Eine große Rolle in der öffentlichen Diskussion spielt z. Z. der
Koranvers 4:34. Hier ist vom Recht des Mannes die Rede, seine
Frau bzw. deren Charakter zu "prägen"; das entsprechende Wort wird
häufig (analog zum deutschen Wort "züchtigen") mit "schlagen" übersetzt.

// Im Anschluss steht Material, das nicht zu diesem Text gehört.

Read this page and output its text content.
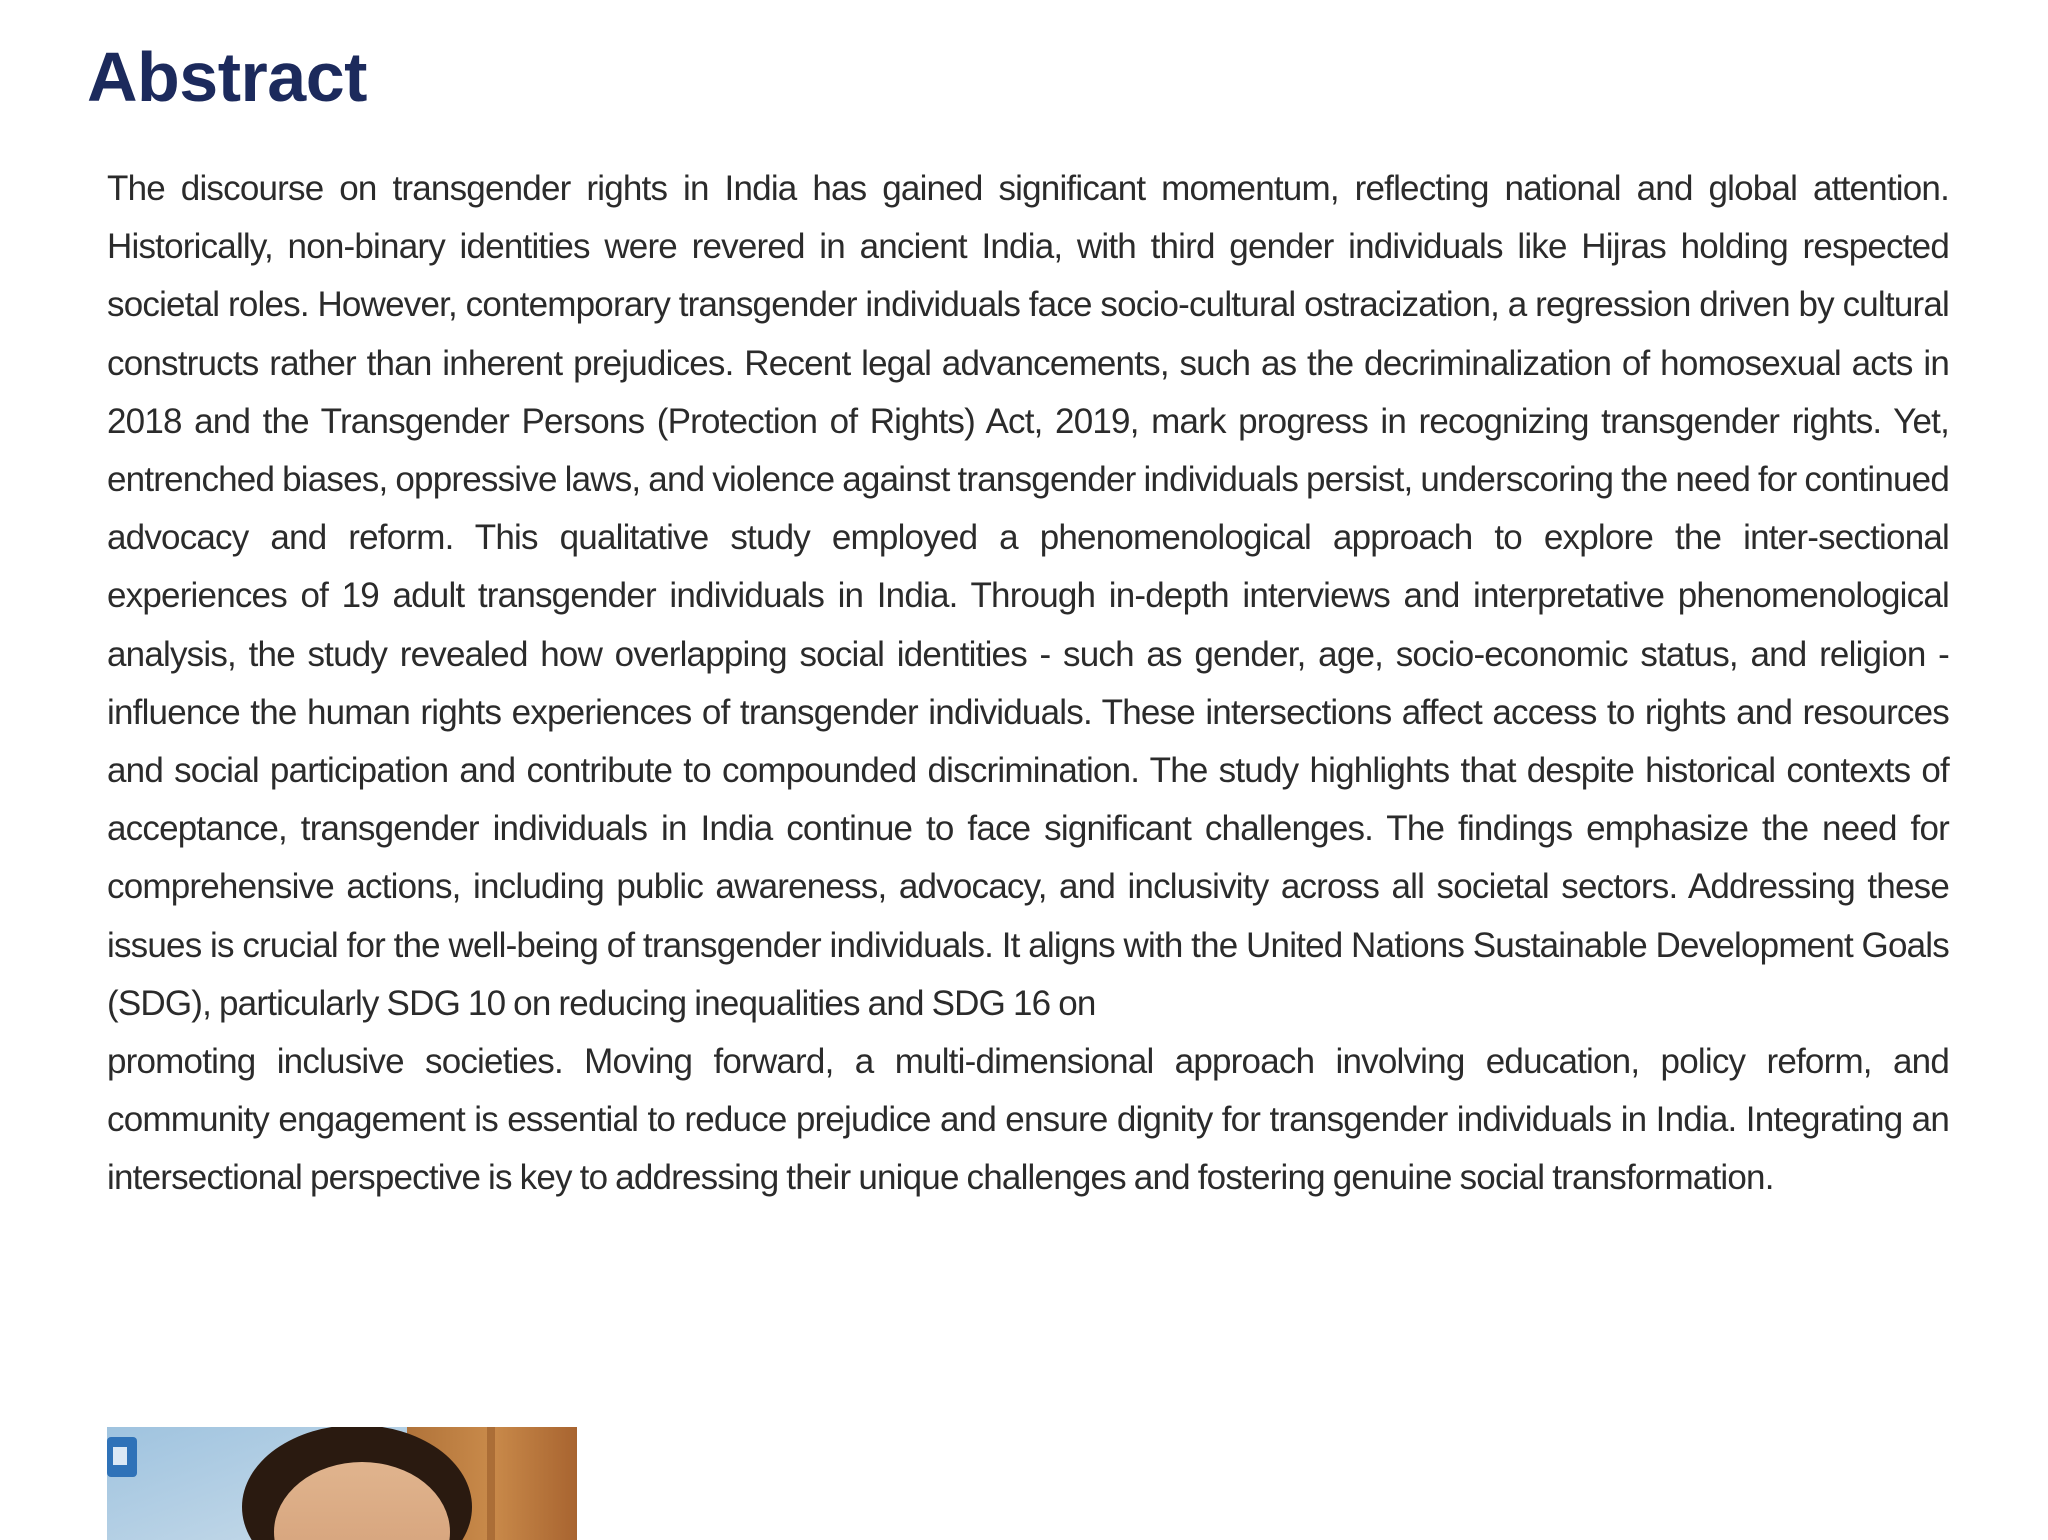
Abstract

The discourse on transgender rights in India has gained significant momentum, reflecting national and global attention. Historically, non-binary identities were revered in ancient India, with third gender individuals like Hijras holding respected societal roles. However, contemporary transgender individuals face socio-cultural ostracization, a regression driven by cultural constructs rather than inherent prejudices. Recent legal advancements, such as the decriminalization of homosexual acts in 2018 and the Transgender Persons (Protection of Rights) Act, 2019, mark progress in recognizing transgender rights. Yet, entrenched biases, oppressive laws, and violence against transgender individuals persist, underscoring the need for continued advocacy and reform. This qualitative study employed a phenomenological approach to explore the inter-sectional experiences of 19 adult transgender individuals in India. Through in-depth interviews and interpretative phenomenological analysis, the study revealed how overlapping social identities - such as gender, age, socio-economic status, and religion - influence the human rights experiences of transgender individuals. These intersections affect access to rights and resources and social participation and contribute to compounded discrimination. The study highlights that despite historical contexts of acceptance, transgender individuals in India continue to face significant challenges. The findings emphasize the need for comprehensive actions, including public awareness, advocacy, and inclusivity across all societal sectors. Addressing these issues is crucial for the well-being of transgender individuals. It aligns with the United Nations Sustainable Development Goals (SDG), particularly SDG 10 on reducing inequalities and SDG 16 on

promoting inclusive societies. Moving forward, a multi-dimensional approach involving education, policy reform, and community engagement is essential to reduce prejudice and ensure dignity for transgender individuals in India. Integrating an intersectional perspective is key to addressing their unique challenges and fostering genuine social transformation.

Zum einen geht es hier um ein Erziehungsrecht, das Gehorsam gegenüber
von Gott und nicht vom Mann gesetzten Regeln sanktionieren soll, zum
anderen äußert Gott sich in Sure 4 in erster Linie "hinsichtlich
verwaister Mädchen" (4:127), die als Minderjährige geheiratet werden, um
"den Waisen gerecht zu werden" (4:3). Die Frage nach der Relevanz
dieser Textstellen für die heutige Lebenswirklichkeit ist
naheliegend. Weiter sollte beachtet werden, dass der Prophet Muhammad
das Schlagen im Allgemeinen und von Frauen im Besonderen abgelehnt hat.
Zu der Offenbarung des zitierten Koranverses sagte er: "Ich wollte
etwas, aber Gott wollte etwas anderes" (Hadith, zitiert bei M. Cook, Der
Koran - eine Einführung, Stuttgart 2002, S. 131).